FKK also non-sexualises the body. East Berlin-born Gregor Gysi, president of the European Left, in a Deutsche Welle (DW) report said: “I see FKK as a possible counterweight to the ubiquitous sexualisation in advertising, but also in society in general.”

Proponents of this culture also state that FKK has beneficial effects on body image and wellbeing. “Nudism makes us happier,” concluded Dr Keon West, a psychology professor at the University of London, who conducted a 2017 survey of 850 British people on the subject.

Many who support FKK believe that a social media-driven desire for the perfect body as well as a more multicultural society where newcomers are not so willing to accept the FKKlers’ acceptance of public nudity is the cause for the trend to be dying out.

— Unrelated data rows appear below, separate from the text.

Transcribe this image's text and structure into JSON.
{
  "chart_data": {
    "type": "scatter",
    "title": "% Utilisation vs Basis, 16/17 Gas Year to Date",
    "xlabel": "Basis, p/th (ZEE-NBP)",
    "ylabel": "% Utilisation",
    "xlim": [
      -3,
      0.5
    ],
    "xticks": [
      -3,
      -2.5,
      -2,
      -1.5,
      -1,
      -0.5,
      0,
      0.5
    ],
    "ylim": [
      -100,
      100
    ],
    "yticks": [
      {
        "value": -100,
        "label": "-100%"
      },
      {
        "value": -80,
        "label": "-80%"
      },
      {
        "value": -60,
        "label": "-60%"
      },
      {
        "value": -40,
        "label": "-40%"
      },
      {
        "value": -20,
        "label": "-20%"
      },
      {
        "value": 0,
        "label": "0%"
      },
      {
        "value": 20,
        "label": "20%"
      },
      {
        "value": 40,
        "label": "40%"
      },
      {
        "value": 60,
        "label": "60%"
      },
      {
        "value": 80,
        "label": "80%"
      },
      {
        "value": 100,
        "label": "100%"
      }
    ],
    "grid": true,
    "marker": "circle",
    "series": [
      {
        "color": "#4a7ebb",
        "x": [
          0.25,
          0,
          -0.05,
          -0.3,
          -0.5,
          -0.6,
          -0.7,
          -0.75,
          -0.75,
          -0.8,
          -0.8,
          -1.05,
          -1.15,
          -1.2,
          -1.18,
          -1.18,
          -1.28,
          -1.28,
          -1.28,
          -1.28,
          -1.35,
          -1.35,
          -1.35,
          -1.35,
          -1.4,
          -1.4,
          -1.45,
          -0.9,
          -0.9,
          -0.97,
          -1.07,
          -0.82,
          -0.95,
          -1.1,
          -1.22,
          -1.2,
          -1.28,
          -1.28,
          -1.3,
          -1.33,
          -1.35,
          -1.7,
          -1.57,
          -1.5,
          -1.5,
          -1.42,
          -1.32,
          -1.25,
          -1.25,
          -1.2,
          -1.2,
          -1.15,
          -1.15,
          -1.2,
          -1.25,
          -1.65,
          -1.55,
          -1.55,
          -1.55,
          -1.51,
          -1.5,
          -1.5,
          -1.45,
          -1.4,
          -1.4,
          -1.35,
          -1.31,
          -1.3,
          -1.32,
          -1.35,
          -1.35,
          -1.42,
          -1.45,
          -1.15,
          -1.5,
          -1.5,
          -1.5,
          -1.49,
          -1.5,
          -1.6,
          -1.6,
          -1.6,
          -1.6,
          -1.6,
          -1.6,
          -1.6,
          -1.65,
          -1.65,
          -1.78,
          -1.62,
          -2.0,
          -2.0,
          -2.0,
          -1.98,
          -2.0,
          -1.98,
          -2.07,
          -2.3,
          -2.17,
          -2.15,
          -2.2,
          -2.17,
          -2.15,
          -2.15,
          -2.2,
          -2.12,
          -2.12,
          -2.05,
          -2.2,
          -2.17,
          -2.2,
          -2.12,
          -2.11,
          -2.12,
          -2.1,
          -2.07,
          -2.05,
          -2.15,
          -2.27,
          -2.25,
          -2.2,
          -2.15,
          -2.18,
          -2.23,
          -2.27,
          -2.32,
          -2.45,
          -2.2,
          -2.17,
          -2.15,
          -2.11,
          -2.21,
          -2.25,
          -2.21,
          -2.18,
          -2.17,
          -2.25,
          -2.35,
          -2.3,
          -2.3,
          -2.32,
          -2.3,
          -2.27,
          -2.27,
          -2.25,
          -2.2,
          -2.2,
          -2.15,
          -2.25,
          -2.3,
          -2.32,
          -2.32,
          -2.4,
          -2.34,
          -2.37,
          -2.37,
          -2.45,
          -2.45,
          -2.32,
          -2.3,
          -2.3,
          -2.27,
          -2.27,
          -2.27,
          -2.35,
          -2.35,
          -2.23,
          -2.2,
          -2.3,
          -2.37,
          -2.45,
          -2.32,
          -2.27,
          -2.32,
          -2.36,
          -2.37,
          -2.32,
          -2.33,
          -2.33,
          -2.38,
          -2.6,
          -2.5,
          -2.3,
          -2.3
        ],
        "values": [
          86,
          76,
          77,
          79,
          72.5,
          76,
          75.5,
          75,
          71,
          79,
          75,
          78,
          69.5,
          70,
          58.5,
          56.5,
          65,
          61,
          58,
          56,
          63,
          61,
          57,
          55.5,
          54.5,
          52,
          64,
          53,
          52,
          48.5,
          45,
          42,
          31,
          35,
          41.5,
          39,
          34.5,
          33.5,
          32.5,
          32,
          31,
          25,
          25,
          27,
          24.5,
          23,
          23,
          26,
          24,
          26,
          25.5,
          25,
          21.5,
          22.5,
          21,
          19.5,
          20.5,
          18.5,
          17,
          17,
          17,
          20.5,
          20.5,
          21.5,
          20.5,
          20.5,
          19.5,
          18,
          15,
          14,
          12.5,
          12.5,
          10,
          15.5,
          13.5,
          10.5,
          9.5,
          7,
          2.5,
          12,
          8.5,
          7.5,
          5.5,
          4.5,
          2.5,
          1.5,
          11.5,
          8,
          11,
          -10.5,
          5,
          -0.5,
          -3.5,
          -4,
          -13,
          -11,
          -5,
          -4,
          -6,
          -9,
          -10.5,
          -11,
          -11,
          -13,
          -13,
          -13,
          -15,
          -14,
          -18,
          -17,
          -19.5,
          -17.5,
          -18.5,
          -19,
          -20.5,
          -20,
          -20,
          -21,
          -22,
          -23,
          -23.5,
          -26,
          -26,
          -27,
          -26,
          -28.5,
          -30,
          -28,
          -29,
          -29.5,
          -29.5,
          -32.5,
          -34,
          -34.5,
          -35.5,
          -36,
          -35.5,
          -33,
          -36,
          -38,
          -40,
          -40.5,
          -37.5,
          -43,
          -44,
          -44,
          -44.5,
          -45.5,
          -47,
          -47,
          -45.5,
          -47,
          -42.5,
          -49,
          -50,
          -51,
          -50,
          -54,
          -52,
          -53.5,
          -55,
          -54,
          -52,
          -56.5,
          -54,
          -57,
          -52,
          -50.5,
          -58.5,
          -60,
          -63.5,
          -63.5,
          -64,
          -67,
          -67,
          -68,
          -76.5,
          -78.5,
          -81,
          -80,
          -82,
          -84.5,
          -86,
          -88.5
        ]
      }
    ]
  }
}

A report published by Forbes also said that many young people aren’t comfortable baring it all in public. In fact, studies show that most of the naked sunbathers are either over 45 or infants, while bathers in the buff under 25 have become rare.

“Younger people are far less likely than their parents to strip off their trunks or bikinis in public, in part because they regard fashion as a crucial marker of group identity,” said Kurt Fischer, president of the German Federation of Naturist Clubs (DFK).

“People are now defined by their appearance and the concept that ‘naked we are all equal’ is hardly winning,” he added.